En azından teoride.Aslına bakılırsa akıllı telefonlardaki ışın şekillendirmenin de kendine has sorunları var.Bir yandan, cep telefonları büyük kayıt stüdyolarında bulunan yoğunlaştırıcı mikrofon teknolojisini kullanamaz, ancak çalışması için çok az güç gerektiren minyatür MEMS (mikro-elektro-mekanik sistemler) mikrofonları olan elektret dönüştürücüleri kullanmak zorundadır.Ayrıca, anlaşılabilirliği optimize etmek ve uzamsal filtrelemeyle ortaya çıkan karakteristik spektral ve zamansal bozulmaları (bozulma, bas kaybı ve ciddi faz girişimi/burunsallık içeren genel ses gibi) kontrol etmek için akıllı telefon üreticilerinin yalnızca Mikrofon yerleştirmeyi de dikkatli bir şekilde düşünmemesi gerekir. , ekolayzerler, ses algılama ve gürültü geçitleri (kendileri de duyulabilir bozulmalara neden olabilecek) gibi ses özelliklerinin kendine özgü birleşimine dayanmalıdır.

Dolayısıyla mantıksal olarak her üreticinin, tescilli teknolojiyle birleştirilmiş kendine özgü hüzme şekillendirme yöntemi vardır.Bununla birlikte, farklı hüzme oluşturma tekniklerinin her birinin, konuşma yankısının giderilmesinden gürültünün azaltılmasına kadar güçlü yanları vardır.Ancak hüzme oluşturma algoritmaları kaydedilen sesteki rüzgar gürültüsünü kolayca yükseltebilir ve herkes MEMS'i korumak için ek bir ön cam kullanamaz veya kullanmak istemez.Peki akıllı telefonlardaki mikrofonlar neden daha fazla işlem yapmıyor?Bu, mikrofonun frekans tepkisi ve hassasiyetinden ödün verdiği için üreticiler, gürültüyü ve rüzgar gürültüsünü azaltacak yazılımlara güvenme eğilimindedir.

Ayrıca gerçek rüzgar gürültüsünü doğal akustik ortamda laboratuvar koşullarında simüle etmek imkansızdır ve şu ana kadar bununla başa çıkmak için hala iyi bir teknik çözüm bulunmamaktadır.Sonuç olarak üreticiler, kaydedilen sesin değerlendirilmesine dayalı olarak (ürünün endüstriyel tasarım sınırlamalarına bakılmaksızın uygulanabilecek) benzersiz dijital rüzgar koruma teknolojileri geliştirmelidir.Nokia'nın OZO Audio Zoom'u, rüzgar geçirmez teknolojisinin yardımıyla sesi kaydeder.

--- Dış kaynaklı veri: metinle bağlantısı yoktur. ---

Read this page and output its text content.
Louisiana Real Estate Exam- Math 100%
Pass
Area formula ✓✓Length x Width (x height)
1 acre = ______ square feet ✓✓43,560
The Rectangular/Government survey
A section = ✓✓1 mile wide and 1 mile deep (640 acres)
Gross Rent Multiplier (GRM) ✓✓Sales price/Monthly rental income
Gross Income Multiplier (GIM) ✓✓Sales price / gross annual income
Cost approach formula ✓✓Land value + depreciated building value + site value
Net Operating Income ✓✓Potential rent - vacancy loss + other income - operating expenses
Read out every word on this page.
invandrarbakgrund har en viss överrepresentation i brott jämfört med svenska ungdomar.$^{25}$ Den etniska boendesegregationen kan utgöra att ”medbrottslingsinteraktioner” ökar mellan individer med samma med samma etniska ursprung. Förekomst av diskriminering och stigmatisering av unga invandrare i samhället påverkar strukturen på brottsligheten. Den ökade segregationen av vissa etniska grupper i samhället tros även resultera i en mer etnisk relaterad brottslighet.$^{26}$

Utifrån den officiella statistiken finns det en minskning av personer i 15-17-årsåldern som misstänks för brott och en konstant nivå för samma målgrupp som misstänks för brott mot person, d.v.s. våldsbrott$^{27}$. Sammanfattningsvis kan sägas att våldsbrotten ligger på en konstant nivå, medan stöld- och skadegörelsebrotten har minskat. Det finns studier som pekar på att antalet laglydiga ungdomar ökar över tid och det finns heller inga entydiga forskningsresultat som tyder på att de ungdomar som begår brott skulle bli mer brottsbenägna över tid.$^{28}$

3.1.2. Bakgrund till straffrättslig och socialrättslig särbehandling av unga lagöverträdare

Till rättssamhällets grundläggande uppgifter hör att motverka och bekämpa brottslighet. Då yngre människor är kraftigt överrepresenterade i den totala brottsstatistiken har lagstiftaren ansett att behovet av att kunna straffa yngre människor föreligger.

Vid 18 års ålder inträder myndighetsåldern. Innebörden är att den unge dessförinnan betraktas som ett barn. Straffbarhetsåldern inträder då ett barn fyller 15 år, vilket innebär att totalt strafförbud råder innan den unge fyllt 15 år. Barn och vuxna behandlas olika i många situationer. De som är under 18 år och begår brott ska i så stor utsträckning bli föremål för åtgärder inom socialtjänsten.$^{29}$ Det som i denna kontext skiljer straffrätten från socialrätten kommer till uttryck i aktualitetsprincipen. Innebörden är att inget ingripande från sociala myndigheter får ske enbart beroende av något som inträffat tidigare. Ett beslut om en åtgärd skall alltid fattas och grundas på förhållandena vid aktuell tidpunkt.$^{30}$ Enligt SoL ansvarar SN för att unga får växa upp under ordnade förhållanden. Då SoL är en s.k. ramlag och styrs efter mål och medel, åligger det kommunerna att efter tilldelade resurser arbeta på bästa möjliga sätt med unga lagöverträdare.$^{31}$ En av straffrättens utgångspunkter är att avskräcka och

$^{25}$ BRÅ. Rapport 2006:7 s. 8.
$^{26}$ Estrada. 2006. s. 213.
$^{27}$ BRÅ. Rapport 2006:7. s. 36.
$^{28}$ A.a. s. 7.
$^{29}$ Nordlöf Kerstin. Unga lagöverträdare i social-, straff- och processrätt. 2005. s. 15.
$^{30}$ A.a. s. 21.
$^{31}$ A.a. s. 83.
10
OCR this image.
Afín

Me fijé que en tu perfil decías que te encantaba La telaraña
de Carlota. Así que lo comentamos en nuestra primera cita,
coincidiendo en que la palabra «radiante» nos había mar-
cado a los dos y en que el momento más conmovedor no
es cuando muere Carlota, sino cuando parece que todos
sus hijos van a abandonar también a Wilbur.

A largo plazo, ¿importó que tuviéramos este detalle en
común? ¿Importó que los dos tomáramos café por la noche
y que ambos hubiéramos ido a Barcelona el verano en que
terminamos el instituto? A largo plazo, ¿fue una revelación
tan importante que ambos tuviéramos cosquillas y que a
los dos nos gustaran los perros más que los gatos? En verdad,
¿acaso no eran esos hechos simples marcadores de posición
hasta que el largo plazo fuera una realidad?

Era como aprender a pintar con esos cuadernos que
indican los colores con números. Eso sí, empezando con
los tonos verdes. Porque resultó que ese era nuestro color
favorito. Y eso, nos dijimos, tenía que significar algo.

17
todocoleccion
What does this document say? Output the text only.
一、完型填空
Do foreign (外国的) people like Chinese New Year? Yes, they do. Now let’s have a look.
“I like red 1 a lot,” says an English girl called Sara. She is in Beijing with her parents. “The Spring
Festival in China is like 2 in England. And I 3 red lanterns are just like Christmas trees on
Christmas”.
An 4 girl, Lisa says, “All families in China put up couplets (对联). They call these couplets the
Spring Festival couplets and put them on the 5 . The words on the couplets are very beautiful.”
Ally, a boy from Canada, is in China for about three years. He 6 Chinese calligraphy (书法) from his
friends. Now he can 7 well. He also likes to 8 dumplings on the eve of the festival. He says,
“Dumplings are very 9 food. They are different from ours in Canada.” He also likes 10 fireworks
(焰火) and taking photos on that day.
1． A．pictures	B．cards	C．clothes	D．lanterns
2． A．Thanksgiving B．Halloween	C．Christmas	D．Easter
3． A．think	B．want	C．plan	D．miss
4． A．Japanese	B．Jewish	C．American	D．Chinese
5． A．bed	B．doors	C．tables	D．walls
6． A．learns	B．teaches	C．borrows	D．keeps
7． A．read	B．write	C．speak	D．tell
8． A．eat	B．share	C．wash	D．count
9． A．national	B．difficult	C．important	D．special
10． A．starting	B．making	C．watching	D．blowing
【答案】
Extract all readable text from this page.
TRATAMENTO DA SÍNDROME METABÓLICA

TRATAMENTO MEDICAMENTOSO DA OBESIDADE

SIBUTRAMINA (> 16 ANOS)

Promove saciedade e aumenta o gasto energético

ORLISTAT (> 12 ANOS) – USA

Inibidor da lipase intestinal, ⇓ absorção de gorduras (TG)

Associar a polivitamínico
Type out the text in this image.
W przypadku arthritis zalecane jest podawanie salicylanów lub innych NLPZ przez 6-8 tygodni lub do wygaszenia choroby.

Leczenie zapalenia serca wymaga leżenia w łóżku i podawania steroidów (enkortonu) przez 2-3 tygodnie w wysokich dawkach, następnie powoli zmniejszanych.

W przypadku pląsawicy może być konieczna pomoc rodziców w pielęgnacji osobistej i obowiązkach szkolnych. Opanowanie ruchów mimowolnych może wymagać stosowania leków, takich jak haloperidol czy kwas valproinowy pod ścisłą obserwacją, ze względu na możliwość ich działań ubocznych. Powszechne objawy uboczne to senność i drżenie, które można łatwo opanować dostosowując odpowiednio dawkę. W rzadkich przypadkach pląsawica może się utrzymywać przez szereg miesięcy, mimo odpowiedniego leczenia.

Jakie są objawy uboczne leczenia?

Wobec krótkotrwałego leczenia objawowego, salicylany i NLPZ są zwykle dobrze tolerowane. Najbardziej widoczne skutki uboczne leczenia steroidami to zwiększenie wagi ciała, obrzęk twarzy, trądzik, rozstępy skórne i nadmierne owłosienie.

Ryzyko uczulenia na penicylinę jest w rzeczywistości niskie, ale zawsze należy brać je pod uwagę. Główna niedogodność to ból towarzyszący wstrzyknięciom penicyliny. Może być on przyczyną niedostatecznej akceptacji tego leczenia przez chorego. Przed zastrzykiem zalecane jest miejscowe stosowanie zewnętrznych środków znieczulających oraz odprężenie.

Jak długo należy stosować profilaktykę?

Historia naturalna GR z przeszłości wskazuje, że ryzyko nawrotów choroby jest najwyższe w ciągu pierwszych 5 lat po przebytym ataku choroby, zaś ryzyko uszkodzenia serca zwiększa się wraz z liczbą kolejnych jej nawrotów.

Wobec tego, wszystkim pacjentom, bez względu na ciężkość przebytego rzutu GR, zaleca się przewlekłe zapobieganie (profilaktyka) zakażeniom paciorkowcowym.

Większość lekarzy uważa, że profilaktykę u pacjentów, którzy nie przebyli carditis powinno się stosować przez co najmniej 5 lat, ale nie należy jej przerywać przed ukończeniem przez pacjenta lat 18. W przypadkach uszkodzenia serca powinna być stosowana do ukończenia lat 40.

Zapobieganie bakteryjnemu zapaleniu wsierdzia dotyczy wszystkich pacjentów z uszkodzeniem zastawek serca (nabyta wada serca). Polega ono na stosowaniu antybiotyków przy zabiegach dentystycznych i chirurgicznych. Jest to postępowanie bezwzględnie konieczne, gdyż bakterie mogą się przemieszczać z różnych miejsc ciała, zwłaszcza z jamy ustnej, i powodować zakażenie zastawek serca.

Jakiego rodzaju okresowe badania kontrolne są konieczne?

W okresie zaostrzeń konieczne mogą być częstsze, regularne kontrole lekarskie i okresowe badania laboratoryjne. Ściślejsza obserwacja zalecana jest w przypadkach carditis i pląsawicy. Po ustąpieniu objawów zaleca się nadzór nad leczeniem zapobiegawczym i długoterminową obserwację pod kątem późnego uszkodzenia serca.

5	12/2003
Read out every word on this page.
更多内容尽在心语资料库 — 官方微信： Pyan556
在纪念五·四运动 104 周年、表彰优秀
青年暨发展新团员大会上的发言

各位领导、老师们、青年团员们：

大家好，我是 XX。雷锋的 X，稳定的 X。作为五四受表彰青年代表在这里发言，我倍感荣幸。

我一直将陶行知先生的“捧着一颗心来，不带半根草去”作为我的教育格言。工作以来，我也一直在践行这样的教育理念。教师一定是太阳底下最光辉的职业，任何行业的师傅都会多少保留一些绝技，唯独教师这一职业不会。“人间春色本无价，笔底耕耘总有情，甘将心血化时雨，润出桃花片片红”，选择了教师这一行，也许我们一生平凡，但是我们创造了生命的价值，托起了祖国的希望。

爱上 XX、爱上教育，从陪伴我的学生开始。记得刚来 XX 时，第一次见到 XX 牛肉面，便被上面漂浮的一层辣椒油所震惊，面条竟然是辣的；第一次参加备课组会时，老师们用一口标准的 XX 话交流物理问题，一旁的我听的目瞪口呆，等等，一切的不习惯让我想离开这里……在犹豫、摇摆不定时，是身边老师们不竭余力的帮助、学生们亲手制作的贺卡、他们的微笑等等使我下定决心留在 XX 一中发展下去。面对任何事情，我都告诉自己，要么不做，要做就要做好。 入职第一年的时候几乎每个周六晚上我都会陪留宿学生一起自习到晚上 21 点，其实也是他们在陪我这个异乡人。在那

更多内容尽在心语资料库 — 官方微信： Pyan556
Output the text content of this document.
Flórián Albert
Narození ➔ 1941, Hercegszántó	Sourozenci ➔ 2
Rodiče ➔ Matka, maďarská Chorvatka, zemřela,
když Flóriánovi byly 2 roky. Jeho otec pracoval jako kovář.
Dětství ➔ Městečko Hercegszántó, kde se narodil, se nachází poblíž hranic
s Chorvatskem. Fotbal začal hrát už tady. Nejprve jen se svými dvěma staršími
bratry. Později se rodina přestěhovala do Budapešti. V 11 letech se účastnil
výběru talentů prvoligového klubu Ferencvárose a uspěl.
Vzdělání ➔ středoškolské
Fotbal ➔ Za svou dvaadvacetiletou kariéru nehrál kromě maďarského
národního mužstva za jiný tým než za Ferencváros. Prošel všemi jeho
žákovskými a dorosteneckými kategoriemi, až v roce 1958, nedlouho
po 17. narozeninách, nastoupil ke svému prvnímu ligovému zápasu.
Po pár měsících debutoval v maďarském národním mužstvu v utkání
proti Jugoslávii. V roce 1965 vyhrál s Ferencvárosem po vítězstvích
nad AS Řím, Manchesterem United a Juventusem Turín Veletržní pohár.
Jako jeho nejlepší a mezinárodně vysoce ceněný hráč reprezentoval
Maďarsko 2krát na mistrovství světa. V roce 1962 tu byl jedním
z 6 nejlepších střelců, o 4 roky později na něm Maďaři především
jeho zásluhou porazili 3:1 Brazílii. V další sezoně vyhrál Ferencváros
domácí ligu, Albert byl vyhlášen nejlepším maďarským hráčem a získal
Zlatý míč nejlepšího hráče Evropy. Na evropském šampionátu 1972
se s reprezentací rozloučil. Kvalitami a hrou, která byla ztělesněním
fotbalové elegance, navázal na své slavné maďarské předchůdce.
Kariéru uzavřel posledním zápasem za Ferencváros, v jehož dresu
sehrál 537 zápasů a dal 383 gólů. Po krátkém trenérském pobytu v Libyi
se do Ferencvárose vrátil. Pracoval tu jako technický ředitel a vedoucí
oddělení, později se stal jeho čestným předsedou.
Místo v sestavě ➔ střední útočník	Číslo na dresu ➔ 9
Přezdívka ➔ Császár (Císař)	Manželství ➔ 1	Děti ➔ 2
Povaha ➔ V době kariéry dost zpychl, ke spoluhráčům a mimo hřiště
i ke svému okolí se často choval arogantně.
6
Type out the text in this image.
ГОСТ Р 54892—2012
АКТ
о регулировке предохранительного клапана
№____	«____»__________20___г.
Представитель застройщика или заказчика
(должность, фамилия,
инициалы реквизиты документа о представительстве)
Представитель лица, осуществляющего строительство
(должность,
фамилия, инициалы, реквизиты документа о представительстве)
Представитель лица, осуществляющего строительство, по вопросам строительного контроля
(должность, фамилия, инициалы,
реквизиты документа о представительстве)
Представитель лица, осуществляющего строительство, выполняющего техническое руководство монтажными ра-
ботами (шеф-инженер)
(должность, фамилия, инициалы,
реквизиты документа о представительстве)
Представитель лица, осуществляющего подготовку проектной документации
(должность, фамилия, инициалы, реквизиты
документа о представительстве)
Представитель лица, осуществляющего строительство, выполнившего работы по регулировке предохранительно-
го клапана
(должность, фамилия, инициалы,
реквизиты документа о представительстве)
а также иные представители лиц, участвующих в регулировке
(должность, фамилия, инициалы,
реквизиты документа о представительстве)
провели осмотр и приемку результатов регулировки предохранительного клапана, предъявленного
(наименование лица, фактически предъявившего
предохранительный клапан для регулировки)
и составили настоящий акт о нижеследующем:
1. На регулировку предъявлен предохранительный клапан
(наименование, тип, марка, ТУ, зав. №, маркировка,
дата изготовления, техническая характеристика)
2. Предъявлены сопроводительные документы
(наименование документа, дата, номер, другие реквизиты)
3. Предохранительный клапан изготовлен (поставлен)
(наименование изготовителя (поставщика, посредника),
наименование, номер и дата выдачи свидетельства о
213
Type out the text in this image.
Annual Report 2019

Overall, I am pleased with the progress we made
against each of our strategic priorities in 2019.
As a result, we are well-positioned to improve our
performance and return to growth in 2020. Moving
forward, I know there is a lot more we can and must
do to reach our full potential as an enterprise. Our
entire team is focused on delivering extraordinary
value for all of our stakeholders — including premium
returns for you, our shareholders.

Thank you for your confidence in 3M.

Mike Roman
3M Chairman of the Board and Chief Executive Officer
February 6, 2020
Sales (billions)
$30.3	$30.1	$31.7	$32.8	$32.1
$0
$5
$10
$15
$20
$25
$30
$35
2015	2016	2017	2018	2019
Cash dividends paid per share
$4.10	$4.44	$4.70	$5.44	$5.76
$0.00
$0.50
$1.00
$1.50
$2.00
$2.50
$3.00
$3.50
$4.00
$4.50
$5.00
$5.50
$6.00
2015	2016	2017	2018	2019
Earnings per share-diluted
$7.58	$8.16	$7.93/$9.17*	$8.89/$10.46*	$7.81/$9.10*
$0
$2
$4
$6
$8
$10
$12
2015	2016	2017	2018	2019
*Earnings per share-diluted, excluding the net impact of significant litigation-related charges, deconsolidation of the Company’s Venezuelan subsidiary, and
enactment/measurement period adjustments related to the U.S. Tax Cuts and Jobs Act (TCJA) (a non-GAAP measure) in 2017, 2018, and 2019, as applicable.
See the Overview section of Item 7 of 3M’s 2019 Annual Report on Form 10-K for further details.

Gürültü engelleme ve diğer birçok popüler teknik gibi hüzme şekillendirme de başlangıçta askeri amaçlar için geliştirildi.Aşamalı verici dizileri, II. Dünya Savaşı sırasında radar antenleri olarak kullanıldı ve bugün tıbbi görüntülemeden müzikal kutlamalara kadar her şey için kullanılıyorlar.Aşamalı mikrofon dizilerine gelince, bunlar 70'lerde John Billingsley (hayır, Star Trek: Enterprise'da Dr. Volash'ı oynayan aktör değil) ve Roger Kinns tarafından icat edildi.Her ne kadar bu teknolojinin akıllı telefonlardaki performansı son on yılda önemli ölçüde gelişmemiş olsa da, bazı cep telefonları büyük boyutlu, bazılarında birden fazla mikrofon seti var ve hatta bazıları daha güçlü yonga setlerine sahip.Cep telefonunun kendisi daha yüksek bir seviyeye sahiptir ve bu da ses yakınlaştırma teknolojisini çeşitli ses uygulamalarında daha etkili hale getirir.

N. van Wijngaarden ve EH Wouters'ın "Akıllı Telefonlar Kullanarak Işın Oluşturma Yoluyla Sesi Geliştirme" adlı makalesinde şöyle deniyor: "Gözetim ülkelerinin (veya şirketlerinin) tüm sakinleri gözetlemek için belirli ışın oluşturma teknikleri kullanabileceği akla geliyor. Ancak kitlesel gözetlemenin boyutuna kadar Bir akıllı telefonun hüzme oluşturma sisteminin ne kadar etkisi olabilir?[…] Teorik olarak, eğer teknoloji daha olgun hale gelirse, gözetleme devletinin cephaneliğinde bir silah haline gelebilir, ancak bu henüz çok uzakta.Akıllı telefonlardaki spesifik hüzme oluşturma teknolojisi hala nispeten keşfedilmemiş bir alan ve sessiz teknolojisinin eksikliği ve göze çarpmayan senkronizasyon seçenekleri, gizli dinleme olasılığını azaltıyor.